First, how do you use your closet? Think of your daily routines (and the routines of anyone else using the closet, such as a spouse). For example, if a bright light source will be too overpowering at 6 AM when you're getting dressed, you could install dimmers or softer accent lighting. Or maybe you do prefer something brighter and cheerier in the morning and something softer at the end of the day. Again, consider how you'll be using the space and plan your lighting design accordingly.
Think in terms of layered lighting. Find the right combination of ambient, accent, and task lighting for your particular closet based on its size, layout, and how you plan to use it.

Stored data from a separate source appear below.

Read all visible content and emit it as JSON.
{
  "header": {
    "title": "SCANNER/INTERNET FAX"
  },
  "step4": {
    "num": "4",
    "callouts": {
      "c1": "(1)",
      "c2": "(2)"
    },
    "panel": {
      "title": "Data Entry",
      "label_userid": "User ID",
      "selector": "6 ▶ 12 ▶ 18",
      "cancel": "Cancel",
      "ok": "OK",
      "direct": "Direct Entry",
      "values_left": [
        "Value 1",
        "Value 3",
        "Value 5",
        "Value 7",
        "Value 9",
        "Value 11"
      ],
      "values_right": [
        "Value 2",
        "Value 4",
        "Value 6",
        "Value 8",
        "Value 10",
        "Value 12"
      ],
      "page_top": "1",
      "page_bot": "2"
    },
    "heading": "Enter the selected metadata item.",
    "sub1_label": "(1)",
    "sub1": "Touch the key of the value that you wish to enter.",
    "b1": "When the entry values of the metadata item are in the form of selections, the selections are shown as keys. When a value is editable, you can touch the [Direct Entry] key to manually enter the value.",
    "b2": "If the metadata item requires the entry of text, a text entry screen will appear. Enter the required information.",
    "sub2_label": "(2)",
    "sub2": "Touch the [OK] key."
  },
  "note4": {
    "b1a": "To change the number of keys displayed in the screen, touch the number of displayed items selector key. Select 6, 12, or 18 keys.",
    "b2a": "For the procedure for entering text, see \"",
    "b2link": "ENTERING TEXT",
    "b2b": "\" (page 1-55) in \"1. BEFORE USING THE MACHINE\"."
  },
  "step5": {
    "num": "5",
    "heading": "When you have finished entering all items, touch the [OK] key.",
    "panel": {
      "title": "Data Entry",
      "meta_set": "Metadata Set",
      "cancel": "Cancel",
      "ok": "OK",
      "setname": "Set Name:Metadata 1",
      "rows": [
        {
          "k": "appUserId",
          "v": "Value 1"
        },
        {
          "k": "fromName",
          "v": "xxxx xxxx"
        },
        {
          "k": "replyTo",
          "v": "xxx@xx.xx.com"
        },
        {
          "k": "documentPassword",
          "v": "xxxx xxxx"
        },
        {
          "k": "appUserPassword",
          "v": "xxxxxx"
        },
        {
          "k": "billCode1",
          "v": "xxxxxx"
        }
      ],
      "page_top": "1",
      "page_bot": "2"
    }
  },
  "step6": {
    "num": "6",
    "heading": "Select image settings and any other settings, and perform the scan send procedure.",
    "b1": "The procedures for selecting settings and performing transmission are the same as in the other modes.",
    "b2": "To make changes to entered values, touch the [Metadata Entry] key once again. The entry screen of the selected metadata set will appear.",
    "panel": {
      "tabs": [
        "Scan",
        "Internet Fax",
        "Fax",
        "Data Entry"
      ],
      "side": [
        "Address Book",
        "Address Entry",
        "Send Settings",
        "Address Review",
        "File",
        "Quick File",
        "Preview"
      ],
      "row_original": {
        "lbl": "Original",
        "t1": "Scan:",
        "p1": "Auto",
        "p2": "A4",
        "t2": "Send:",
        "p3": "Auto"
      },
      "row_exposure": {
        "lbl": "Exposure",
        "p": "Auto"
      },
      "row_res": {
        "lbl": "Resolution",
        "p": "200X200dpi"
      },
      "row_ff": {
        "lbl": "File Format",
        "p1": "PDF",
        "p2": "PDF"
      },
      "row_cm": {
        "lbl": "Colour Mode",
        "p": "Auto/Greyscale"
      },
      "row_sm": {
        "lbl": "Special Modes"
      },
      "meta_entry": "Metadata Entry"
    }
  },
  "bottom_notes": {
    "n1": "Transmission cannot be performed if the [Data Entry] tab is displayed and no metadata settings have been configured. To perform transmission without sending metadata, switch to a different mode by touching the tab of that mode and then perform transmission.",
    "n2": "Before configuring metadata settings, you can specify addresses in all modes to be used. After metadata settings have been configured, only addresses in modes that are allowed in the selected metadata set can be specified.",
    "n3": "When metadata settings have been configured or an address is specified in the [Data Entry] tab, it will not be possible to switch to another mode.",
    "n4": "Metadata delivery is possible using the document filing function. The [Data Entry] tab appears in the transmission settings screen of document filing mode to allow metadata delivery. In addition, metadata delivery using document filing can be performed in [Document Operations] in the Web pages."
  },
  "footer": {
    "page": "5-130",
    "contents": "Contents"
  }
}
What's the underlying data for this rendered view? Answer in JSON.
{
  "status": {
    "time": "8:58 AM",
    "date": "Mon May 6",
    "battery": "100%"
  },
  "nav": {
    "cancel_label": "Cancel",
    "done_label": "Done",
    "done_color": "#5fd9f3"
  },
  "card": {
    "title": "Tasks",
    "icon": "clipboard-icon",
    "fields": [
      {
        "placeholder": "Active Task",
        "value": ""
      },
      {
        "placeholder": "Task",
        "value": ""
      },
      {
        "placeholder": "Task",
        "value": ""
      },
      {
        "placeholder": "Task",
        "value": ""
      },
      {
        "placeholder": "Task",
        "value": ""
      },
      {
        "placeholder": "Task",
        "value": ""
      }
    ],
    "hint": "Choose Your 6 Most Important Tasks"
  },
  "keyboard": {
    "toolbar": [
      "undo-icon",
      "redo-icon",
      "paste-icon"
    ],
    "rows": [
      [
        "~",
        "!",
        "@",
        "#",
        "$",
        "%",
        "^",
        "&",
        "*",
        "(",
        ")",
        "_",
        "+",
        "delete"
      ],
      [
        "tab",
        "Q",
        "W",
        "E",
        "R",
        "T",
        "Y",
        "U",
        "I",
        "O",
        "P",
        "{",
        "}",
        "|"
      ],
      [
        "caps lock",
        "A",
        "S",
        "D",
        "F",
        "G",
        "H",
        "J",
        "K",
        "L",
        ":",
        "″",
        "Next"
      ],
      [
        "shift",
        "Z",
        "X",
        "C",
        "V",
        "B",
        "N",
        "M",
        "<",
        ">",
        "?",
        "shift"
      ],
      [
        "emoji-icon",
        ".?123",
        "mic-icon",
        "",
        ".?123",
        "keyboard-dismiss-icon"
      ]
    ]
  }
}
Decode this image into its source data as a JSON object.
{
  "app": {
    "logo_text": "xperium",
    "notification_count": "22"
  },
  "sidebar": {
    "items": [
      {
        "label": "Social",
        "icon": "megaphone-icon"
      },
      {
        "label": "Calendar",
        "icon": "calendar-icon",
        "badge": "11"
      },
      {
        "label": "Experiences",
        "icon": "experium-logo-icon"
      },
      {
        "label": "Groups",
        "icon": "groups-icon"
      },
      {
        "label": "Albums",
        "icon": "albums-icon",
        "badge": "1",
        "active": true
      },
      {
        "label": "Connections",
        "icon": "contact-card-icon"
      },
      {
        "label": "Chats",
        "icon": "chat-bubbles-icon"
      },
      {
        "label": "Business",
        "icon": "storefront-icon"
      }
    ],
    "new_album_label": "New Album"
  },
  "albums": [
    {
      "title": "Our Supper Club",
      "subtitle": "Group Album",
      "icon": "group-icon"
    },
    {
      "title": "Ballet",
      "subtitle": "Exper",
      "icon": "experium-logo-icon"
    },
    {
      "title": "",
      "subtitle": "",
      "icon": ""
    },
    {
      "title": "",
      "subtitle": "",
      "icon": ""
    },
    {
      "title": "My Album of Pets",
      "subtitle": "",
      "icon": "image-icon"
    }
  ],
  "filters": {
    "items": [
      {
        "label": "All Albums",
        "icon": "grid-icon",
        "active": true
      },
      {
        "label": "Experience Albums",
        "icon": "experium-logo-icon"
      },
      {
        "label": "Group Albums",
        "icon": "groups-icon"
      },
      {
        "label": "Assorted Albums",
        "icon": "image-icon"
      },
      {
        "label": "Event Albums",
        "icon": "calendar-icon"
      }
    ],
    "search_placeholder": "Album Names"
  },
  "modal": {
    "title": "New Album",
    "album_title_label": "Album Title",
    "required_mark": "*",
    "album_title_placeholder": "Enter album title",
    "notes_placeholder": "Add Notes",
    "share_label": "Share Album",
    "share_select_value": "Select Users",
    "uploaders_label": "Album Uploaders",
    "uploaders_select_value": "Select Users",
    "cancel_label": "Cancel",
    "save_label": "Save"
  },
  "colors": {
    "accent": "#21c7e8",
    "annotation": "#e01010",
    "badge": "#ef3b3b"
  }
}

Remember, ambient lighting is another term for general lighting, which is the lighting that does the heavy lifting.
- Choose an enclosed flush mount for ultimate utility. It will provide enough overall light, and it will help you see in darker corners.
- Use your decorative sensibilities—closet lighting should be equal parts functional and fun.
- Always choose enclosed sources. The Massachusetts electrical code requires fully enclosed light sources in closets, and for good reason—to avoid fires (clothing materials and open light sources don't play well together).
Accent lighting focuses on a particular item or area. Accent lighting guides the eye where you want it to go. It can also add some "drama" to your closet.
- Lit shelves can create the perfect space to show off your handbag or shoe collection.
- Toe-kick lighting can make your shelves appear as if they "hover" above the floor.
- You could even illuminate your jewelry nook or drawer.
Task lighting, as its name suggests, helps you accomplish certain things—or tasks—such as makeup application or assembling the perfect outfit for date night.
- Consider high-CRI sources for this type of lighting, where the higher the CRI, the better the source is at rendering color.
- Keep in mind that certain task lighting fixtures can double as accent lighting. For example, closet rod lighting can show off your gorgeous collection of designer suits, but it can also help you distinguish between different colors before you even have to pull it off the rack.
Make sure you consider lighting controls. We already mentioned dimmers, which can save energy, help create the right atmosphere, and allow multiple types of lighting to interact. A keypad with programmed "scenes" can increase your closet's versatility (think "night" mode or "morning" mode, for example). An occupancy sensor means you can say goodbye to fumbling with switches in the early AM or when you have a basket of laundry in your arms. Not to mention, you won't have to worry if you remembered to turn off the lights.
Color tuning is another fun feature of fabulous closets. Color tuning lighting can emulate different times of day, which can help you see your clothes/outfits in similar circumstances as when you'll be wearing them. Color tuning can also positively affect your circadian rhythms. Wake up with a cooler color temperature in the morning while you get ready for work, or unwind with relaxing warm lighting while considering cocktail attire after a long day.